There's a specific feeling when you read AI-generated text.

You can't always name it. But you feel it immediately. Something is slightly off. The sentences are too balanced. Every paragraph is the same length. Words like "delve," "tapestry," "multifaceted," "it's worth noting" show up constantly. The rhythm never varies. Nothing sounds like a person said it.

People scroll past it. They trust it less. And if you're using AI to write anything that needs to sound like you, newsletters, LinkedIn posts, cold emails, proposals, this is costing you.

The fix isn't prompting harder. It's building a skill that teaches Claude exactly how you write, and making it run automatically every time.

This guide covers three things: why AI text sounds the way it does, how to build a humanizer markdown file that Claude uses as a permanent reference, and how to install a GitHub skill that enforces anti-AI writing rules on every output.

Why AI text sounds like AI.

Claude, ChatGPT, Gemini and every other model was trained to be helpful, clear, and balanced. That training produces a very specific style.

  • Predictable structure. Every response has an intro, a middle, a conclusion. Every paragraph is 2-3 sentences. Every list has 3-5 items. Real human writing is messier. Some paragraphs are one sentence. Some are seven. Structure follows thought, not a template.

  • Safe vocabulary. Models default to words that are broadly understood and unlikely to offend. This produces corporate-speak: "leverage," "utilize," "it's important to note," "in conclusion." Real writers have verbal fingerprints, words they use, words they never use.

  • No voice. AI writing is neutral by design. It doesn't have opinions, pet phrases, strong preferences, or anything that sounds like a particular person said it. That neutrality is exactly what makes it feel hollow.

  • The word problem. There are about 20 words that models lean on constantly: delve, tapestry, elevate, comprehensive, robust, crucial, pivotal, multifaceted, nuanced, seamlessly, harness, foster, realm, underscores, in summary. If your output contains three of these in one paragraph, it reads as AI to anyone paying attention.

The solution isn't to avoid AI writing. It's to teach Claude your voice and make it enforce your rules before it shows you anything.

Part 1: Build your humanizer markdown file.

This is one of the most important things in this guide.

A humanizer markdown file is a document that describes exactly how you write. Claude reads it before producing any content.

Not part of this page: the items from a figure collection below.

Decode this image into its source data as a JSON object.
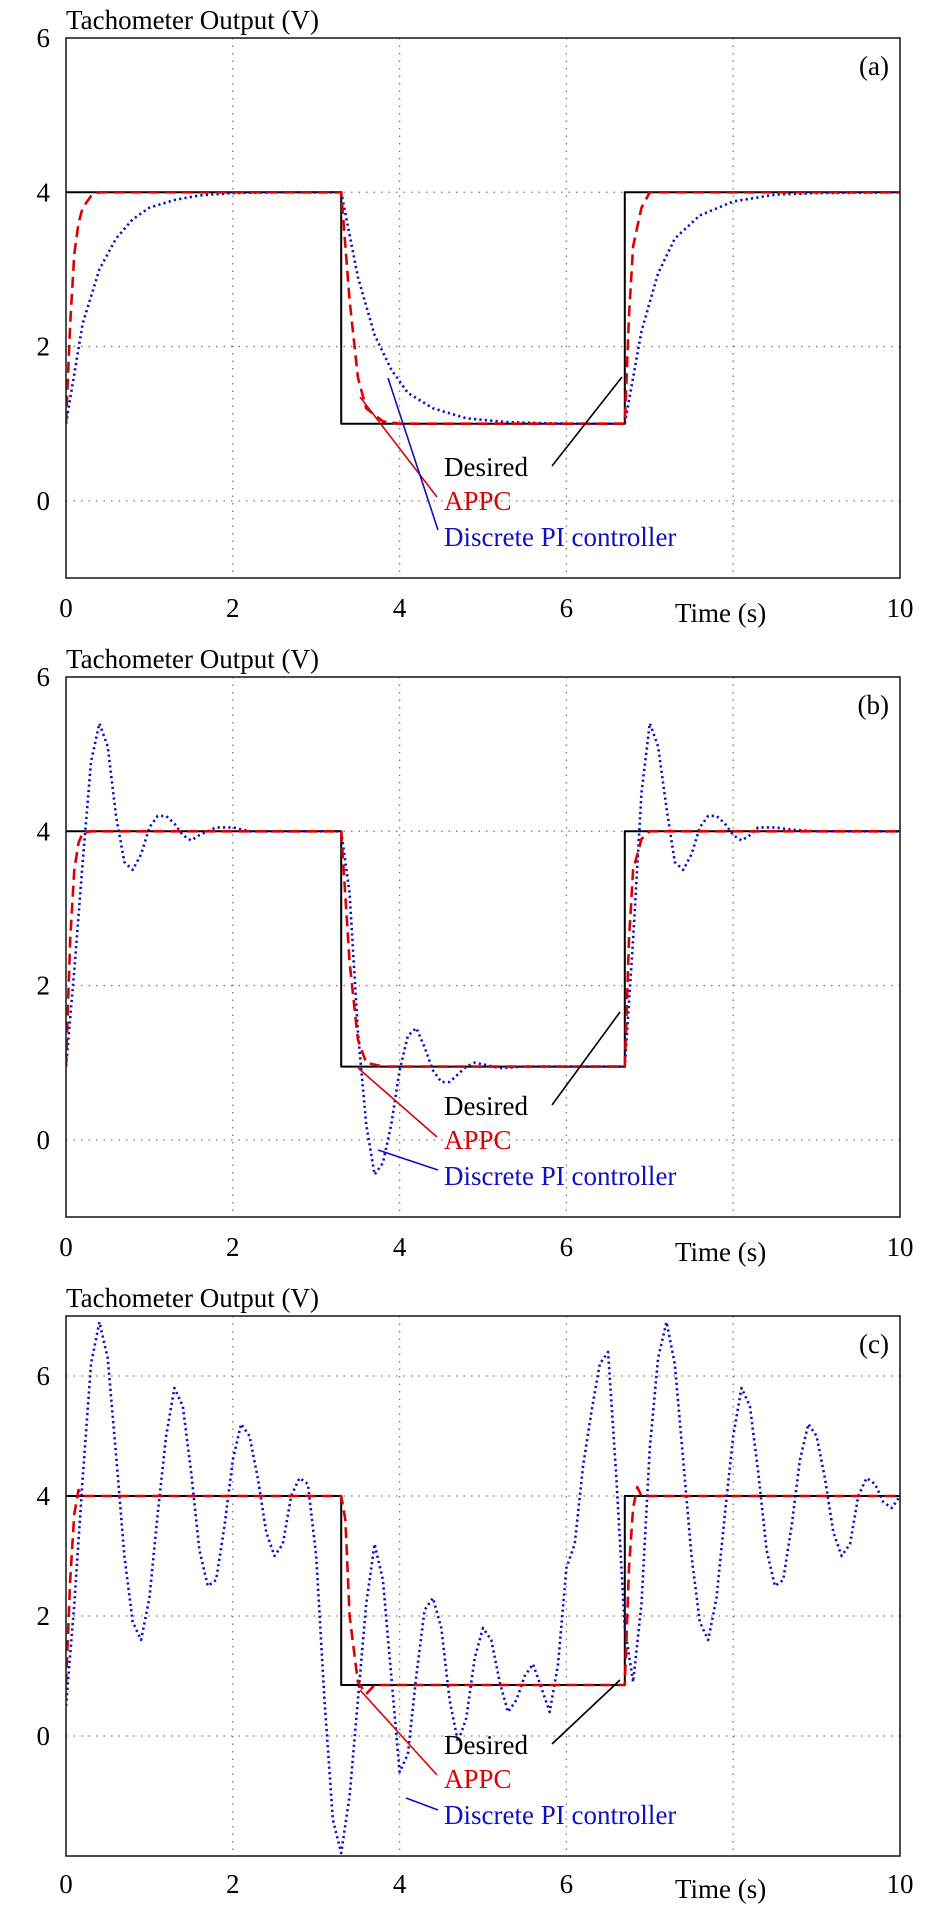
{
  "chart_data": [
    {
      "type": "line",
      "panel_label": "(a)",
      "ylabel": "Tachometer Output (V)",
      "xlabel": "Time (s)",
      "xlim": [
        0,
        10
      ],
      "ylim": [
        -1,
        6
      ],
      "xticks": [
        "0",
        "2",
        "4",
        "6",
        "10"
      ],
      "yticks": [
        "6",
        "4",
        "2",
        "0"
      ],
      "grid": true,
      "colors": {
        "desired": "#000000",
        "appc": "#dd0000",
        "pi": "#1010c0"
      },
      "legend": [
        "Desired",
        "APPC",
        "Discrete PI controller"
      ],
      "series": [
        {
          "name": "Desired",
          "style": "solid",
          "x": [
            0.0,
            3.3,
            3.3,
            6.7,
            6.7,
            10.0
          ],
          "y": [
            4.0,
            4.0,
            1.0,
            1.0,
            4.0,
            4.0
          ]
        },
        {
          "name": "APPC",
          "style": "dashed",
          "x": [
            0.0,
            0.05,
            0.1,
            0.15,
            0.2,
            0.3,
            0.4,
            1.0,
            3.3,
            3.4,
            3.5,
            3.6,
            3.8,
            4.0,
            6.7,
            6.75,
            6.8,
            6.9,
            7.0,
            10.0
          ],
          "y": [
            1.0,
            2.3,
            3.2,
            3.6,
            3.8,
            3.95,
            4.0,
            4.0,
            4.0,
            2.6,
            1.6,
            1.2,
            1.03,
            1.0,
            1.0,
            2.4,
            3.3,
            3.8,
            4.0,
            4.0
          ]
        },
        {
          "name": "Discrete PI controller",
          "style": "dotted",
          "x": [
            0.0,
            0.2,
            0.4,
            0.6,
            0.8,
            1.0,
            1.3,
            1.6,
            2.0,
            2.5,
            3.3,
            3.5,
            3.7,
            3.9,
            4.1,
            4.4,
            4.8,
            5.3,
            6.0,
            6.7,
            6.9,
            7.1,
            7.3,
            7.6,
            8.0,
            8.5,
            9.0,
            10.0
          ],
          "y": [
            1.0,
            2.3,
            3.0,
            3.4,
            3.65,
            3.8,
            3.9,
            3.96,
            3.99,
            4.0,
            4.0,
            2.9,
            2.15,
            1.7,
            1.4,
            1.2,
            1.07,
            1.02,
            1.0,
            1.0,
            2.2,
            2.95,
            3.4,
            3.7,
            3.88,
            3.97,
            3.99,
            4.0
          ]
        }
      ]
    },
    {
      "type": "line",
      "panel_label": "(b)",
      "ylabel": "Tachometer Output (V)",
      "xlabel": "Time (s)",
      "xlim": [
        0,
        10
      ],
      "ylim": [
        -1,
        6
      ],
      "xticks": [
        "0",
        "2",
        "4",
        "6",
        "10"
      ],
      "yticks": [
        "6",
        "4",
        "2",
        "0"
      ],
      "grid": true,
      "colors": {
        "desired": "#000000",
        "appc": "#dd0000",
        "pi": "#1010c0"
      },
      "legend": [
        "Desired",
        "APPC",
        "Discrete PI controller"
      ],
      "series": [
        {
          "name": "Desired",
          "style": "solid",
          "x": [
            0.0,
            3.3,
            3.3,
            6.7,
            6.7,
            10.0
          ],
          "y": [
            4.0,
            4.0,
            0.95,
            0.95,
            4.0,
            4.0
          ]
        },
        {
          "name": "APPC",
          "style": "dashed",
          "x": [
            0.0,
            0.05,
            0.1,
            0.15,
            0.2,
            0.3,
            0.4,
            1.0,
            3.3,
            3.4,
            3.5,
            3.6,
            3.8,
            4.0,
            6.7,
            6.75,
            6.8,
            6.9,
            7.0,
            10.0
          ],
          "y": [
            0.95,
            2.6,
            3.5,
            3.85,
            3.98,
            4.0,
            4.0,
            4.0,
            4.0,
            2.3,
            1.3,
            1.0,
            0.95,
            0.95,
            0.95,
            2.6,
            3.5,
            3.9,
            4.0,
            4.0
          ]
        },
        {
          "name": "Discrete PI controller",
          "style": "dotted",
          "x": [
            0.0,
            0.1,
            0.2,
            0.3,
            0.4,
            0.5,
            0.6,
            0.7,
            0.8,
            0.9,
            1.0,
            1.1,
            1.2,
            1.3,
            1.4,
            1.5,
            1.6,
            1.8,
            2.0,
            2.2,
            2.5,
            3.3,
            3.4,
            3.5,
            3.6,
            3.7,
            3.8,
            3.9,
            4.0,
            4.1,
            4.2,
            4.3,
            4.4,
            4.5,
            4.6,
            4.7,
            4.8,
            4.9,
            5.0,
            5.2,
            5.5,
            6.0,
            6.7,
            6.8,
            6.9,
            7.0,
            7.1,
            7.2,
            7.3,
            7.4,
            7.5,
            7.6,
            7.7,
            7.8,
            7.9,
            8.0,
            8.1,
            8.2,
            8.3,
            8.5,
            8.7,
            9.0,
            10.0
          ],
          "y": [
            0.95,
            2.2,
            3.6,
            4.9,
            5.4,
            5.1,
            4.2,
            3.6,
            3.5,
            3.7,
            4.05,
            4.2,
            4.2,
            4.1,
            3.95,
            3.88,
            3.95,
            4.05,
            4.05,
            4.0,
            4.0,
            4.0,
            3.2,
            1.4,
            0.2,
            -0.45,
            -0.3,
            0.2,
            0.9,
            1.35,
            1.45,
            1.2,
            0.9,
            0.75,
            0.75,
            0.85,
            0.95,
            1.0,
            0.98,
            0.93,
            0.95,
            0.95,
            0.95,
            2.6,
            4.5,
            5.4,
            5.1,
            4.3,
            3.6,
            3.5,
            3.7,
            4.05,
            4.2,
            4.2,
            4.1,
            3.95,
            3.88,
            3.95,
            4.05,
            4.05,
            4.02,
            4.0,
            4.0
          ]
        }
      ]
    },
    {
      "type": "line",
      "panel_label": "(c)",
      "ylabel": "Tachometer Output (V)",
      "xlabel": "Time (s)",
      "xlim": [
        0,
        10
      ],
      "ylim": [
        -2,
        7
      ],
      "xticks": [
        "0",
        "2",
        "4",
        "6",
        "10"
      ],
      "yticks": [
        "6",
        "4",
        "2",
        "0"
      ],
      "grid": true,
      "colors": {
        "desired": "#000000",
        "appc": "#dd0000",
        "pi": "#1010c0"
      },
      "legend": [
        "Desired",
        "APPC",
        "Discrete PI controller"
      ],
      "series": [
        {
          "name": "Desired",
          "style": "solid",
          "x": [
            0.0,
            3.3,
            3.3,
            6.7,
            6.7,
            10.0
          ],
          "y": [
            4.0,
            4.0,
            0.85,
            0.85,
            4.0,
            4.0
          ]
        },
        {
          "name": "APPC",
          "style": "dashed",
          "x": [
            0.0,
            0.05,
            0.1,
            0.15,
            0.2,
            0.3,
            1.0,
            3.3,
            3.35,
            3.4,
            3.5,
            3.6,
            3.7,
            3.8,
            6.7,
            6.75,
            6.8,
            6.85,
            6.9,
            7.0,
            10.0
          ],
          "y": [
            0.85,
            2.6,
            3.7,
            4.1,
            4.0,
            4.0,
            4.0,
            4.0,
            3.6,
            2.0,
            0.9,
            0.7,
            0.85,
            0.85,
            0.85,
            2.8,
            3.8,
            4.15,
            4.0,
            4.0,
            4.0
          ]
        },
        {
          "name": "Discrete PI controller",
          "style": "dotted",
          "x": [
            0.0,
            0.1,
            0.2,
            0.3,
            0.4,
            0.5,
            0.6,
            0.7,
            0.8,
            0.9,
            1.0,
            1.1,
            1.2,
            1.3,
            1.4,
            1.5,
            1.6,
            1.7,
            1.8,
            1.9,
            2.0,
            2.1,
            2.2,
            2.3,
            2.4,
            2.5,
            2.6,
            2.7,
            2.8,
            2.9,
            3.0,
            3.1,
            3.2,
            3.3,
            3.4,
            3.5,
            3.6,
            3.7,
            3.8,
            3.9,
            4.0,
            4.1,
            4.2,
            4.3,
            4.4,
            4.5,
            4.6,
            4.7,
            4.8,
            4.9,
            5.0,
            5.1,
            5.2,
            5.3,
            5.4,
            5.5,
            5.6,
            5.7,
            5.8,
            5.9,
            6.0,
            6.1,
            6.2,
            6.3,
            6.4,
            6.5,
            6.6,
            6.7,
            6.8,
            6.9,
            7.0,
            7.1,
            7.2,
            7.3,
            7.4,
            7.5,
            7.6,
            7.7,
            7.8,
            7.9,
            8.0,
            8.1,
            8.2,
            8.3,
            8.4,
            8.5,
            8.6,
            8.7,
            8.8,
            8.9,
            9.0,
            9.1,
            9.2,
            9.3,
            9.4,
            9.5,
            9.6,
            9.7,
            9.8,
            9.9,
            10.0
          ],
          "y": [
            0.5,
            2.2,
            4.3,
            6.2,
            6.9,
            6.3,
            4.7,
            3.0,
            1.9,
            1.6,
            2.3,
            3.7,
            5.0,
            5.8,
            5.5,
            4.4,
            3.1,
            2.5,
            2.6,
            3.5,
            4.6,
            5.2,
            5.0,
            4.3,
            3.4,
            3.0,
            3.2,
            4.0,
            4.3,
            4.2,
            3.0,
            0.6,
            -1.4,
            -1.95,
            -1.0,
            0.6,
            2.2,
            3.2,
            2.6,
            1.0,
            -0.6,
            -0.3,
            1.0,
            2.1,
            2.3,
            1.8,
            0.6,
            -0.1,
            0.3,
            1.3,
            1.8,
            1.6,
            0.9,
            0.4,
            0.6,
            1.0,
            1.2,
            0.8,
            0.4,
            1.2,
            2.8,
            3.2,
            4.5,
            5.4,
            6.2,
            6.4,
            4.3,
            1.8,
            0.9,
            2.2,
            4.8,
            6.3,
            6.9,
            6.2,
            4.6,
            3.0,
            1.9,
            1.6,
            2.3,
            3.7,
            5.0,
            5.8,
            5.5,
            4.4,
            3.1,
            2.5,
            2.6,
            3.5,
            4.6,
            5.2,
            5.0,
            4.3,
            3.4,
            3.0,
            3.2,
            4.0,
            4.3,
            4.2,
            3.9,
            3.8,
            4.0
          ]
        }
      ]
    }
  ]
}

It knows your sentence style, your vocabulary rules, your structural preferences, what you say, and what you never say.

Here's how to build one.

Step 1: Interview yourself (or have Claude do it).

Open a new Claude chat. Paste this:

I want to create a writing style guide that captures exactly how I write,
so I can give it to AI and have it produce content that sounds like me.

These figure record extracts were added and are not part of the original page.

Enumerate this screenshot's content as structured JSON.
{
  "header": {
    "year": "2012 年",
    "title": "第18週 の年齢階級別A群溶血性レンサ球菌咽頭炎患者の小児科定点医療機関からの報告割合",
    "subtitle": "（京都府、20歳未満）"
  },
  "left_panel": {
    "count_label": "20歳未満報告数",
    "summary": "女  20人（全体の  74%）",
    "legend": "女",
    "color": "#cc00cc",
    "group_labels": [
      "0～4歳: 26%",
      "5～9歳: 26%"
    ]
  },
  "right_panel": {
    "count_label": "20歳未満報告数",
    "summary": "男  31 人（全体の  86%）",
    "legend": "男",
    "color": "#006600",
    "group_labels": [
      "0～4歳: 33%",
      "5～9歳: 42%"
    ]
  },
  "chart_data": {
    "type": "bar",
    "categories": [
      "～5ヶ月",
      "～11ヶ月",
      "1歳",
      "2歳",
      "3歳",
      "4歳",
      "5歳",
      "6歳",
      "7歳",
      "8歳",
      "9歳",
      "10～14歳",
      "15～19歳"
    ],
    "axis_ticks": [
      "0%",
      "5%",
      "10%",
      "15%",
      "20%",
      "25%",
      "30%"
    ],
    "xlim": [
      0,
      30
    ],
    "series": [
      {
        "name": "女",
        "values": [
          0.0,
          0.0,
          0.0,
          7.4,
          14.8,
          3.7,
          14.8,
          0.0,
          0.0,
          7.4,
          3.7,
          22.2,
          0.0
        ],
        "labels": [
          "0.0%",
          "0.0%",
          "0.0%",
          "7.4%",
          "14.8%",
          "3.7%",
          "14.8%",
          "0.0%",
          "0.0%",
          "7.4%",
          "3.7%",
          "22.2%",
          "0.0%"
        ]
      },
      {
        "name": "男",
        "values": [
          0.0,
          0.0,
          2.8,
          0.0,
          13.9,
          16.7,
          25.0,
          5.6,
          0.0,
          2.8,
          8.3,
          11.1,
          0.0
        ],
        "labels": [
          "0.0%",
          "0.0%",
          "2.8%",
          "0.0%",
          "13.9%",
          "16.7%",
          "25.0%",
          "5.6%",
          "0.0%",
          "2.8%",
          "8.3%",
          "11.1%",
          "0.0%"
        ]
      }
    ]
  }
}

Interview me with specific questions about:
1. My sentence length preferences and rhythm
2. Words and phrases I commonly use
3. Words and phrases I never use or hate
4. How I open pieces, do I use questions, bold statements, stories?
5. How I close pieces
6. What tone I aim for (direct, warm, funny, formal, conversational?)
7. What I think makes writing good vs. bad
8. Examples of writing I admire

Ask me one section at a time. After I answer everything, create a
clean markdown file I can download and use as a permanent reference.

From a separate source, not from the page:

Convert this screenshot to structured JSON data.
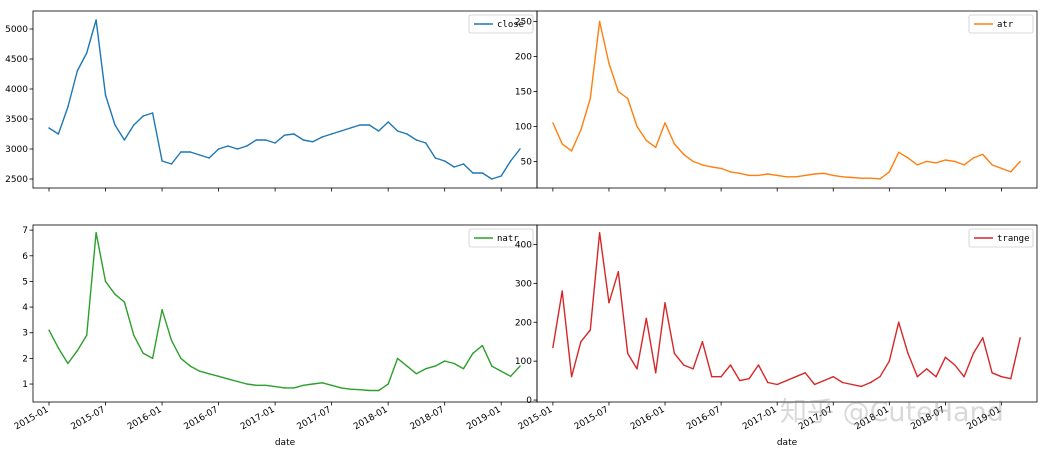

Answer the questions. Be specific. "I don't like formal language" is useless. "I never use the word 'leverage' and I hate business-speak like 'circle back' and 'touch base'" is useful.

Step 2: Add the anti-AI word list.

After the interview, add a section to your markdown file called Words to never use. This is where you list every AI cliché you want eliminated from your outputs forever.